Commentaire de bubulle posté le 18-04-2012 à 20:16:54

Jolie compte-rendu, plein de détachement et de second degré. Décidément, faut qu'on arrive à se croiser au détour d'une course, cher Lutin...:-). Faut juste trouver une course normande qui soit dans la "bonne" Normandie (le mienne est plutôt Haute, quand je ne suis pas parisien...:-)).

Tu ne veux pas aller faire un nouveau coucou au marathon de Caen, des fois?

Commentaire de Fredy posté le 18-04-2012 à 21:06:51

Bravo pour ce beau vhrono qui prouve bien que tu n'es pas encore totalement vermoulu.

Commentaire de JLW posté le 18-04-2012 à 21:21:42

Ben moi j'ai des douleurs aux jambes rien qu'en lisant ton récit, alors t'en fais pas. Bravo pour ce bô chrono pas très loin de la qualif France V2 ...

Commentaire de lapinouack posté le 18-04-2012 à 21:22:13

bravo :-))) j aime bien te lire :)

Commentaire de Free Wheelin' Nat posté le 18-04-2012 à 22:15:43

Bon,tu n'es pas loin de ton objectif, tu peux encore servir!
Pis le froid, les côtes, les ponts... ;-) Bravo le Lutin, Ecouves peut être fier de toi!

Commentaire de CROCS-MAN posté le 18-04-2012 à 22:41:54

Du bon du vrai récit ça Monsieur, avec des morceaux dedans comme je les aime. Ben c'est pas mal du tout ça mon Lutin !! Je l'avais au programme ce Nantes mais finalement et sans regret nous avons opté pour Annecy vu la tribu qu'il eut fallu bouger. Et un chrono fort honorable en plus. Tout bon, BRAVO Thierry

Commentaire de basketmax posté le 18-04-2012 à 22:51:34

En tant que spectateur du marathon, je confirme que le vent était glacial, j'étais frigorifié sur le bord de la route, alors ceux qui couraient...
Bravo le Lutin ! :)

Commentaire de domi81 posté le 19-04-2012 à 05:21:17

"De Nantes à Montaigu la digue la digue
De Nantes à Montaigu tu l'as eu (presque)dans le cul !"

bien joué petit bonhomme. ;)

Commentaire de Baobab posté le 19-04-2012 à 08:42:54

Un gars de ta trempe aurait pu faire mieux qu'un bête air dégagé pour la photo d'arrivée.
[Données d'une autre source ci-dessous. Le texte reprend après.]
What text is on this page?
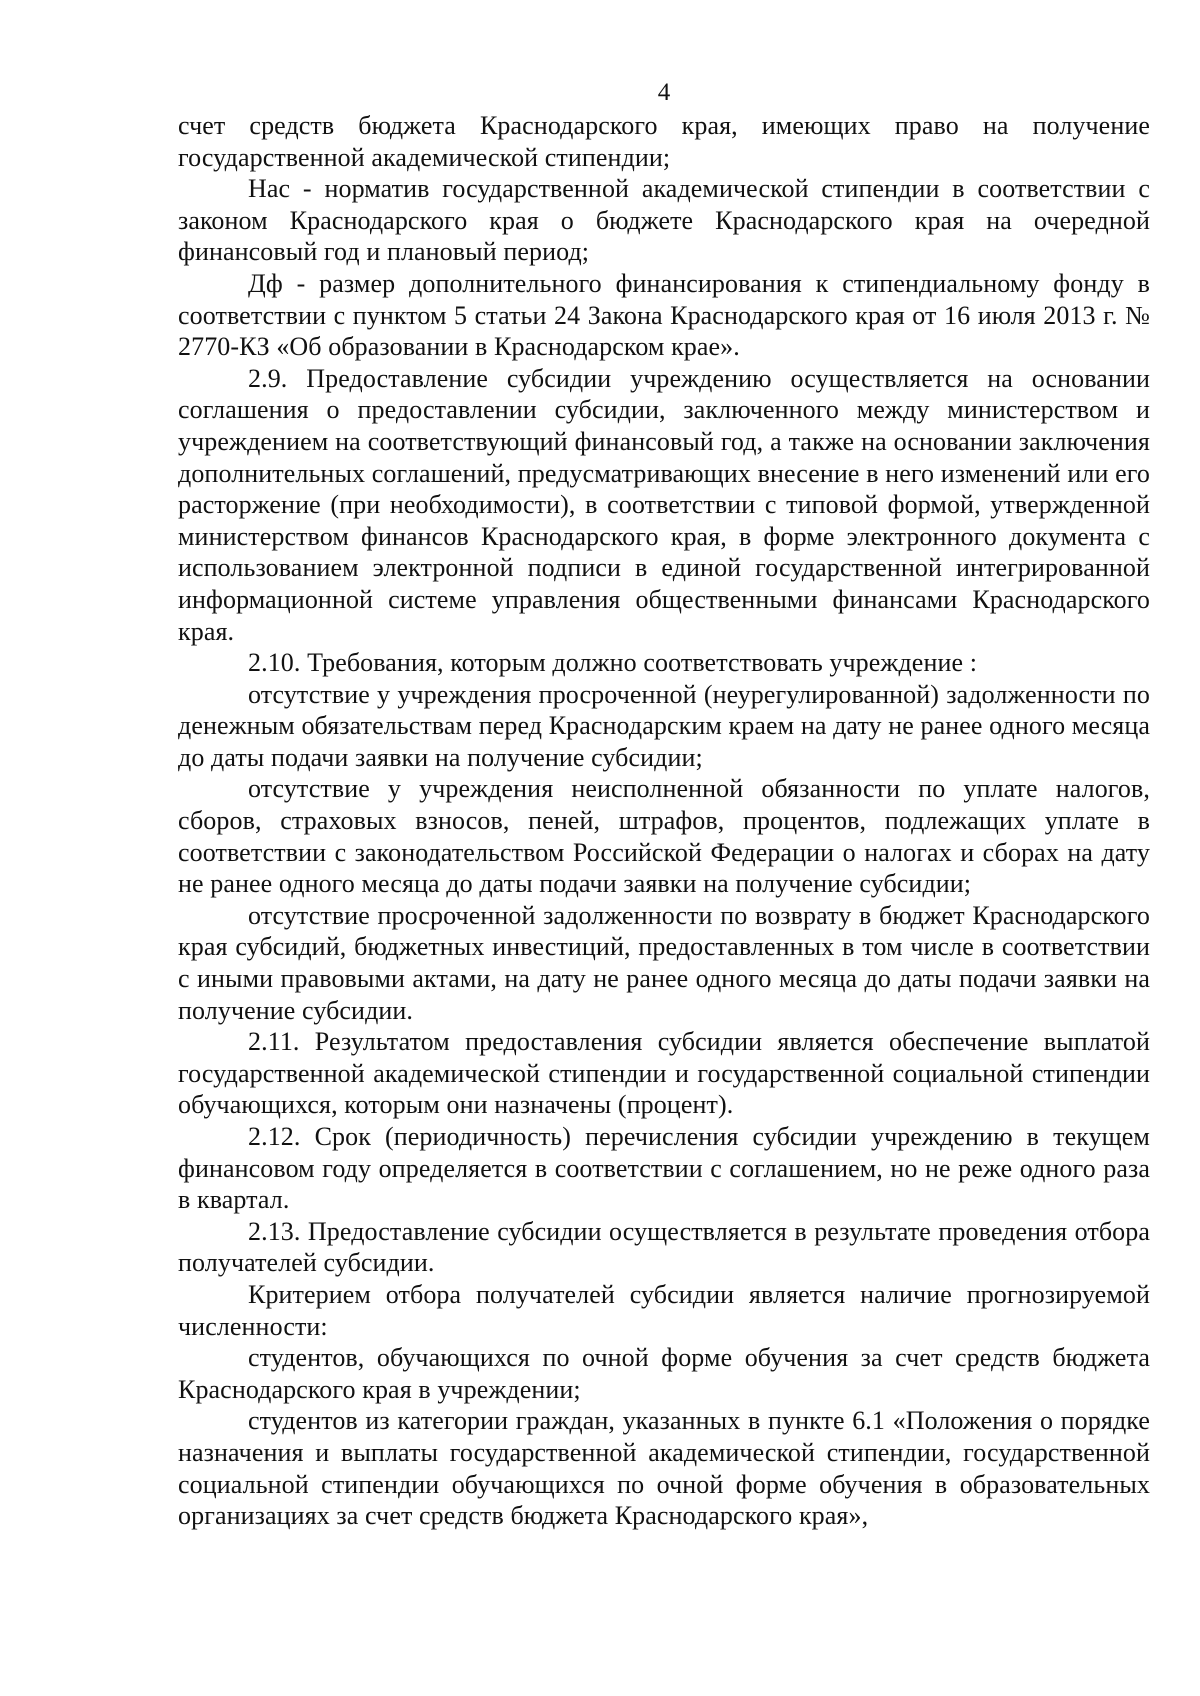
4

счет средств бюджета Краснодарского края, имеющих право на получение государственной академической стипендии;

Нас - норматив государственной академической стипендии в соответствии с законом Краснодарского края о бюджете Краснодарского края на очередной финансовый год и плановый период;

Дф - размер дополнительного финансирования к стипендиальному фонду в соответствии с пунктом 5 статьи 24 Закона Краснодарского края от 16 июля 2013 г. № 2770-КЗ «Об образовании в Краснодарском крае».

2.9. Предоставление субсидии учреждению осуществляется на основании соглашения о предоставлении субсидии, заключенного между министерством и учреждением на соответствующий финансовый год, а также на основании заключения дополнительных соглашений, предусматривающих внесение в него изменений или его расторжение (при необходимости), в соответствии с типовой формой, утвержденной министерством финансов Краснодарского края, в форме электронного документа с использованием электронной подписи в единой государственной интегрированной информационной системе управления общественными финансами Краснодарского края.

2.10. Требования, которым должно соответствовать учреждение :

отсутствие у учреждения просроченной (неурегулированной) задолженности по денежным обязательствам перед Краснодарским краем на дату не ранее одного месяца до даты подачи заявки на получение субсидии;

отсутствие у учреждения неисполненной обязанности по уплате налогов, сборов, страховых взносов, пеней, штрафов, процентов, подлежащих уплате в соответствии с законодательством Российской Федерации о налогах и сборах на дату не ранее одного месяца до даты подачи заявки на получение субсидии;

отсутствие просроченной задолженности по возврату в бюджет Краснодарского края субсидий, бюджетных инвестиций, предоставленных в том числе в соответствии с иными правовыми актами, на дату не ранее одного месяца до даты подачи заявки на получение субсидии.

2.11. Результатом предоставления субсидии является обеспечение выплатой государственной академической стипендии и государственной социальной стипендии обучающихся, которым они назначены (процент).

2.12. Срок (периодичность) перечисления субсидии учреждению в текущем финансовом году определяется в соответствии с соглашением, но не реже одного раза в квартал.

2.13. Предоставление субсидии осуществляется в результате проведения отбора получателей субсидии.

Критерием отбора получателей субсидии является наличие прогнозируемой численности:

студентов, обучающихся по очной форме обучения за счет средств бюджета Краснодарского края в учреждении;

студентов из категории граждан, указанных в пункте 6.1 «Положения о порядке назначения и выплаты государственной академической стипендии, государственной социальной стипендии обучающихся по очной форме обучения в образовательных организациях за счет средств бюджета Краснодарского края»,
Tu ne vois pas? Je vais t'aider : une roue, une démo de breakdance, une diphonie à la goire de la mythique Ecouve.
A part ça, le chrono est tout de même canon : 3h30 sur un parcours quelque peu heurté, ben c'est pas cochon.
Merci pour ce chouette récit.

Commentaire de Mustang posté le 19-04-2012 à 10:39:53

bravo pour ta perf!

Commentaire de fulgurex posté le 19-04-2012 à 11:18:00

28 secondes! je suis sur que tu as ralenti exprès pour te faire plaindre...

Commentaire de BENIBENI posté le 19-04-2012 à 12:11:00

Wahou ! Tu dois etre trés trés fort ! 3h30...Un vieux rève pour moi....

Commentaire de robin posté le 19-04-2012 à 14:13:12

Tu es encore frais pour une arrivée en 27h30. Perso : je n'avais pas vu le bug c'est ma femme qui me l'a fait remarquer.

J'ai essayé de te voir à l'arrivée mais le vent et le froid m'ont contraint à un repli.
Bonne récup

Commentaire de RogerRunner13 posté le 19-04-2012 à 16:35:01

Encore un bien sympathique récit. Un chrono plus qu'honorable pour notre valeureux Lutin. Bravo! Thierry.......

Commentaire de totoro posté le 20-04-2012 à 13:46:44

Fantastique lutin ! Tu empiles les perfs sur marathon l'air de rien ! Un grand bravo à toi :-) Tu fais la saintélyon cette année ? Dis oui !

Commentaire de Françoise 84 posté le 20-04-2012 à 17:00:23

Bon, il ne faisait pas plus chaud à Nantes qu'à Paris apparemment!! Tu t'en es super bien tiré malgré tout, bravo pour le résultat! Bises aux valeureux Normands!!

Commentaire de béné38 posté le 20-04-2012 à 18:33:15

Je crois que tous les marathons étaient au froid que ce soit Nantes, Paris ou Annecy. Bravo tout de même pour avoir tenu malgré le froid et la fatigue et merci pour ce récit. Et puis accompagné de la petite famille, ça a dû te porter pour finir dans ton objectif ! Encore bravo !

Commentaire de francois 91410 posté le 29-04-2012 à 11:23:20

Tout cela me fait penser que si la météo ne s'arrange pas d'ici 15jours, j'affronterai la même chose au MSM ...
Même poutré, la perf est là malgré les conditions et la dangerosité de la route de Nantes à Montaigu, ... ...

Commentaire de jerome_I posté le 03-05-2012 à 21:35:39

bravo pour ta course. Vous avez eu la méme météo que nos à Paris. L'important est de se proteger, mème si ca va moins vite, on doit s'économiser et ne jamais prendre le vent! Belle ceinture mexicaine pour les verres de "grappa" :-) Et superbes chaussettes roses!